Не знаю, можно ли принимать на веру все перечисленное, ибо, появившись в нашем городе относительно недавно, я не был очевидцем трагических и прочих событий вокруг Ромоданова, а здесь всего лишь упомянул некоторые толки. Но доля истины в них, несомненно, есть. По крайней мере, умение Ромоданова внушать собеседнику свою волю я однажды испытал на себе. Равно как и его безграничный цинизм. Каким-то невероятным образом он вызвал меня на откровенность, прикинулся сочувствующим, другом, а следом, как говорится, плюнул в душу. Я прекратил всякие отношения с ним.
Как же теперь не изумиться этому обращению – «драгоценный друг»?
Но самое непостижимое – факт присутствия письма
на моем столе. Минуту назад, когда я отлучился на кухню,
чтобы заварить кофе, его не было. Никто посторонний войти в квартиру не мог: входная дверь на засове и це-
почке, окна закрыты, шестой этаж. Не с потолка же упал этот листок!
Впрочем, довольно загадок. Почитаем, что пишет Вадим Ромоданов.
Драгоценный друг!
Задавшись вопросом о том, какое качество наиболее ценимо в людях,мы неизбежно придем к выводу, что имя ему – порядочность. И это так. Ум может оказаться коварным, воображение – извращенным, талант – больным, мужество – безрассудным, сила – тупой, идеалы – надуманными, убеждения – ложными. Надежда не сбудется, друг предаст, возлюбленная обманет. Все – груда фальшивых монет, среди которых сияет единственный золотой – порядочность.Только порядочный человек внушает доверие. Он никогда не изменит слову. Он выполнит свою миссию при любых обстоятельствах, даже если не связан клятвой. Порядочности никогда не бывает «чуть-чуть», «почти» или «с избытком». Либо она есть, либо отсутствует напрочь.

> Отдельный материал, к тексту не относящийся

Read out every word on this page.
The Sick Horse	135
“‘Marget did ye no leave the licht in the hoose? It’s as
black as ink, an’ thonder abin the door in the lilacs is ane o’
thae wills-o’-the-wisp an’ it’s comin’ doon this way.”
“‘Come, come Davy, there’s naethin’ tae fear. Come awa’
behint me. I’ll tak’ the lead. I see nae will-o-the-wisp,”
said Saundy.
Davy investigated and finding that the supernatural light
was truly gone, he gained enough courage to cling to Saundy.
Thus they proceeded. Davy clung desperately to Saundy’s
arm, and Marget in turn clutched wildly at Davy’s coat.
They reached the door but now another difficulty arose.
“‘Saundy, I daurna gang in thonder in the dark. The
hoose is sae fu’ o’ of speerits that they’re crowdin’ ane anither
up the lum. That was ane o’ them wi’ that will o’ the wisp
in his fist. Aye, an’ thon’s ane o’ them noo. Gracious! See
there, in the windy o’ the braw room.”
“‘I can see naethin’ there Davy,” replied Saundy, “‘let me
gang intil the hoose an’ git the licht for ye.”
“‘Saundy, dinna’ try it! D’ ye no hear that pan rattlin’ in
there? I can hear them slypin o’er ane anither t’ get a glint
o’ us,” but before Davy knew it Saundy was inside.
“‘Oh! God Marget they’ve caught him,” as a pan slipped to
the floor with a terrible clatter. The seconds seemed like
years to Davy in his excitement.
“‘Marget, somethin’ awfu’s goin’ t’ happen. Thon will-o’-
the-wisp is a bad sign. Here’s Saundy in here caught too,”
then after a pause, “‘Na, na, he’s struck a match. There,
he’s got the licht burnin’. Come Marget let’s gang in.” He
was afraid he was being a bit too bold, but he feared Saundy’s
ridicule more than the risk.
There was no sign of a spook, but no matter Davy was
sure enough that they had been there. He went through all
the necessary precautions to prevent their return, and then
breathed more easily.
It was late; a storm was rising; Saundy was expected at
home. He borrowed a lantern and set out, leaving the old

Драгоценный друг! Я остановил свой выбор на Вас именно потому, что, по моим наблюдениям, Вы одарены тем самым качеством, о котором я позволил себе здесь порассуждать – пускай несколько банально, зато искренне, а искренность я ставлю на второе место после порядочности.
Смею надеяться, что Вы возьмете на себя труд исполнить мою последнюю волю.

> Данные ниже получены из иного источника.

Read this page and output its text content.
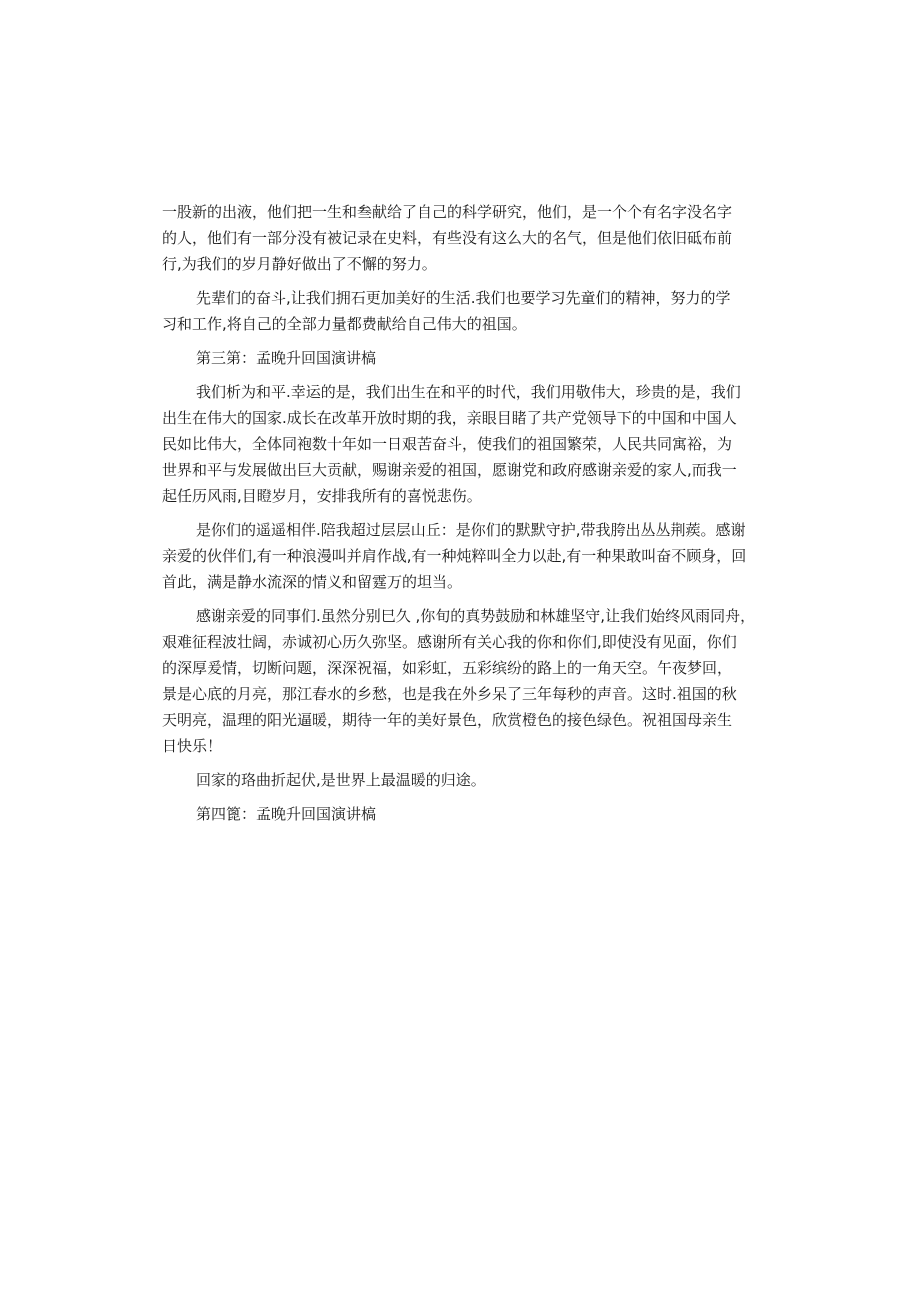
一股新的出液，他们把一生和叁献给了自己的科学研究，他们，是一个个有名字没名字
的人，他们有一部分没有被记录在史料，有些没有这么大的名气，但是他们依旧砥布前
行,为我们的岁月静好做出了不懈的努力。
先辈们的奋斗,让我们拥石更加美好的生活.我们也要学习先童们的精神，努力的学
习和工作,将自己的全部力量都费献给自己伟大的祖国。
第三第：孟晚升回国演讲槁
我们析为和平.幸运的是，我们出生在和平的时代，我们用敬伟大，珍贵的是，我们
出生在伟大的国家.成长在改革开放时期的我，亲眼目睹了共产党领导下的中国和中国人
民如比伟大，全体同袍数十年如一日艰苦奋斗，使我们的祖国繁荣，人民共同寓裕，为
世界和平与发展做出巨大贡献，赐谢亲爱的祖国，愿谢党和政府感谢亲爱的家人,而我一
起任历风雨,目瞪岁月，安排我所有的喜悦悲伤。
是你们的遥遥相伴.陪我超过层层山丘：是你们的默默守护,带我胯出丛丛荆蒺。感谢
亲爱的伙伴们,有一种浪漫叫并肩作战,有一种炖粹叫全力以赴,有一种果敢叫奋不顾身，回
首此，满是静水流深的情义和留霆万的坦当。
感谢亲爱的同事们.虽然分别巳久 ,你旬的真势鼓励和林雄坚守,让我们始终风雨同舟，
艰难征程波壮阔，赤诚初心历久弥坚。感谢所有关心我的你和你们,即使没有见面，你们
的深厚爰情，切断问题，深深祝福，如彩虹，五彩缤纷的路上的一角天空。午夜梦回，
景是心底的月亮，那江春水的乡愁，也是我在外乡呆了三年每秒的声音。这时.祖国的秋
天明亮，温理的阳光逼暖，期待一年的美好景色，欣赏橙色的接色绿色。祝祖国母亲生
日快乐！
回家的珞曲折起伏,是世界上最温暖的归途。
第四篦：孟晚升回国演讲槁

Не стройте гипотез, каким образом сие послание оказалось на Вашем столе. Немного терпения, и Вам все станет ясно.
В нижнем ящике Вашего письменного стола Вы обнаружите довольно увесистую папку. В ней рукопись. Прочитайте ее. Догадываюсь, что она покажется Вам более чем странной, наверняка – неправдоподобной, а по стилю – неровной.
Вы узнаете о тайне чрезвычайной важности. Не спешите поделиться ею с приятелями, ибо… (далее жирно зачеркнуто). В нашем суматошном мире доверие – самая неконвертируемая валюта. Говорю об этом со знанием предмета. Есть могущественные силы, которые… (снова зачеркнуто две строки). Чудо еще, что мне удалось довести начатое до логического завершения.

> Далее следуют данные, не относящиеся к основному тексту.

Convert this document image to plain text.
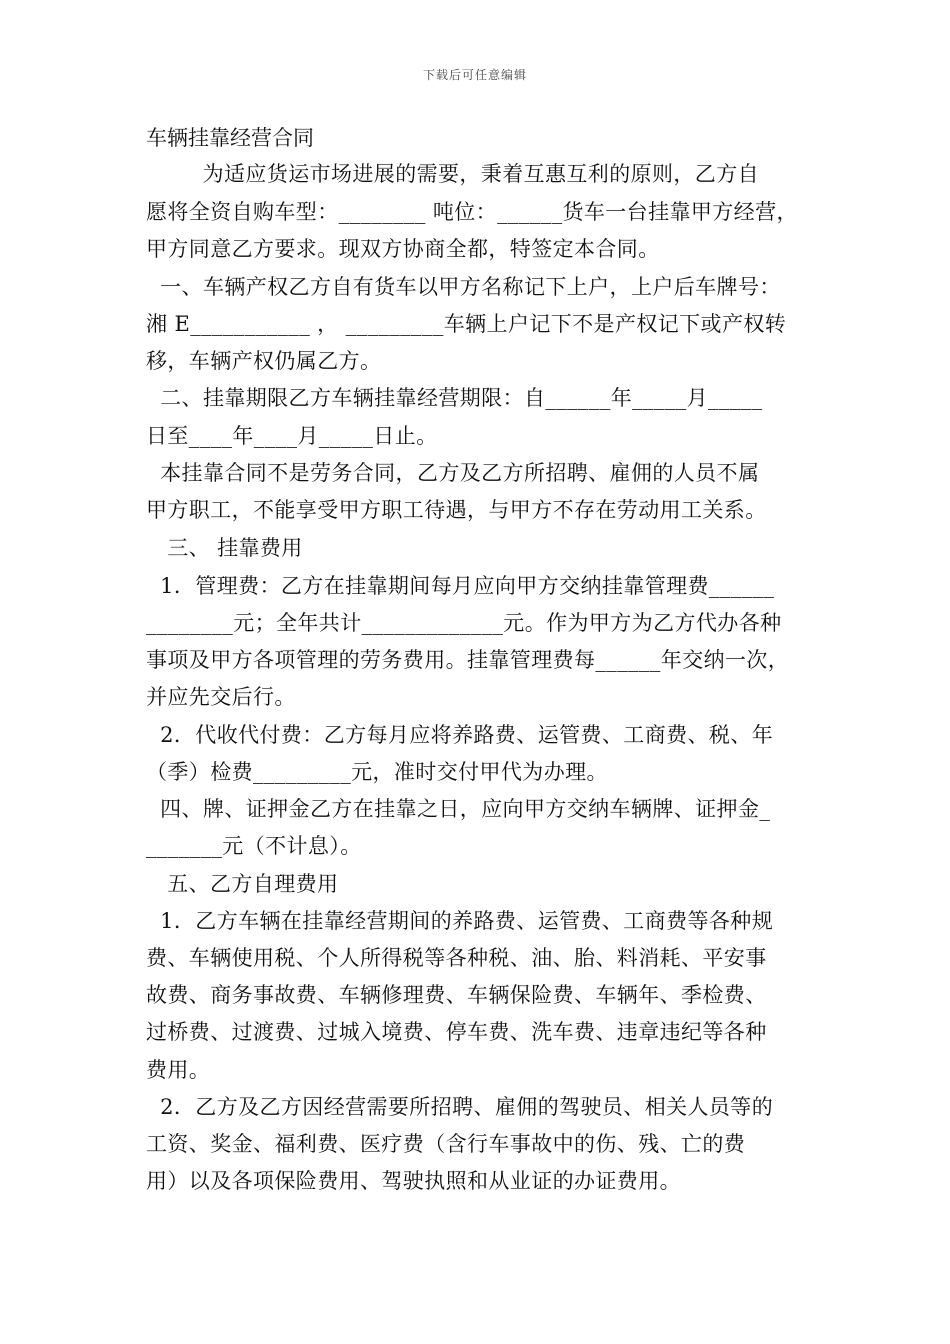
下载后可任意编辑
车辆挂靠经营合同
为适应货运市场进展的需要，秉着互惠互利的原则，乙方自
愿将全资自购车型：________ 吨位：______货车一台挂靠甲方经营，
甲方同意乙方要求。现双方协商全都，特签定本合同。
一、车辆产权乙方自有货车以甲方名称记下上户，上户后车牌号：
湘 E___________ ， _________车辆上户记下不是产权记下或产权转
移，车辆产权仍属乙方。
二、挂靠期限乙方车辆挂靠经营期限：自______年_____月_____
日至____年____月_____日止。
本挂靠合同不是劳务合同，乙方及乙方所招聘、雇佣的人员不属
甲方职工，不能享受甲方职工待遇，与甲方不存在劳动用工关系。
三、 挂靠费用
1．管理费：乙方在挂靠期间每月应向甲方交纳挂靠管理费______
________元；全年共计_____________元。作为甲方为乙方代办各种
事项及甲方各项管理的劳务费用。挂靠管理费每______年交纳一次，
并应先交后行。
2．代收代付费：乙方每月应将养路费、运管费、工商费、税、年
（季）检费_________元，准时交付甲代为办理。
四、牌、证押金乙方在挂靠之日，应向甲方交纳车辆牌、证押金_
_______元（不计息）。
五、乙方自理费用
1．乙方车辆在挂靠经营期间的养路费、运管费、工商费等各种规
费、车辆使用税、个人所得税等各种税、油、胎、料消耗、平安事
故费、商务事故费、车辆修理费、车辆保险费、车辆年、季检费、
过桥费、过渡费、过城入境费、停车费、洗车费、违章违纪等各种
费用。
2．乙方及乙方因经营需要所招聘、雇佣的驾驶员、相关人员等的
工资、奖金、福利费、医疗费（含行车事故中的伤、残、亡的费
用）以及各项保险费用、驾驶执照和从业证的办证费用。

Друг мой, отложите в сторону Ваши дела, какими бы срочными они Вам ни представлялись, и уделите внимание исповеди обреченного. Собственно, это еще и предупреждение. Да Вы и сами это поймете.
Далее поступайте так, как подскажет Вам Ваша совесть.
Искренне Ваш – Вадим Ромоданов.
Ничего это письмо не прояснило.
Я выдвинул нижний ящик стола и остолбенело уставился на желтую папку, лежавшую сверху. Ромоданов охарактеризовал ее точно – довольно увесистая. Тесемки едва сходились. Здесь было не менее пятисот страниц машинописного текста. С многочисленными правками и вставками. Встревоженный и вместе с тем заинтригованный, я пошуршал листами.
Однако взяться за чтение незамедлительно я не мог. Через час меня ждали в издательстве. Я водворил нежданный «гостинец» на место, собрал свой «дипломат», оделся и вышел из дому.
КОЕ-ЧТО О ВАДИМЕ РОМОДАНОВЕ
Естественно, что по дороге в издательство мои мысли вращались вокруг личности господина Ромоданова.
Припомнилась наша первая встреча.
Я вообще мало кого знал в этом чужом для меня городе, куда переехал около года назад по причинам, которых здесь не хотел бы касаться.
Мои скромные сбережения подходили к концу, когда нежданно мне улыбнулась удача: в одном из издательств, где я показал свои рисунки на фантастические темы, удалось получить выгодный заказ. Речь шла об иллюстрациях к книге местного литератора Вадима Ромоданова под весьма тривиальным названием «В далеких мирах». Под стать заголовку оказалась и рукопись – очерковый сборник о научных прогнозах в области астрономии и космонавтики, местами написанный весьма живо и экспрессивно, но большей частью в суховатой менторской манере.
Не мешкая, я засел за работу, стараясь вложить в нее всю свою изобретательность.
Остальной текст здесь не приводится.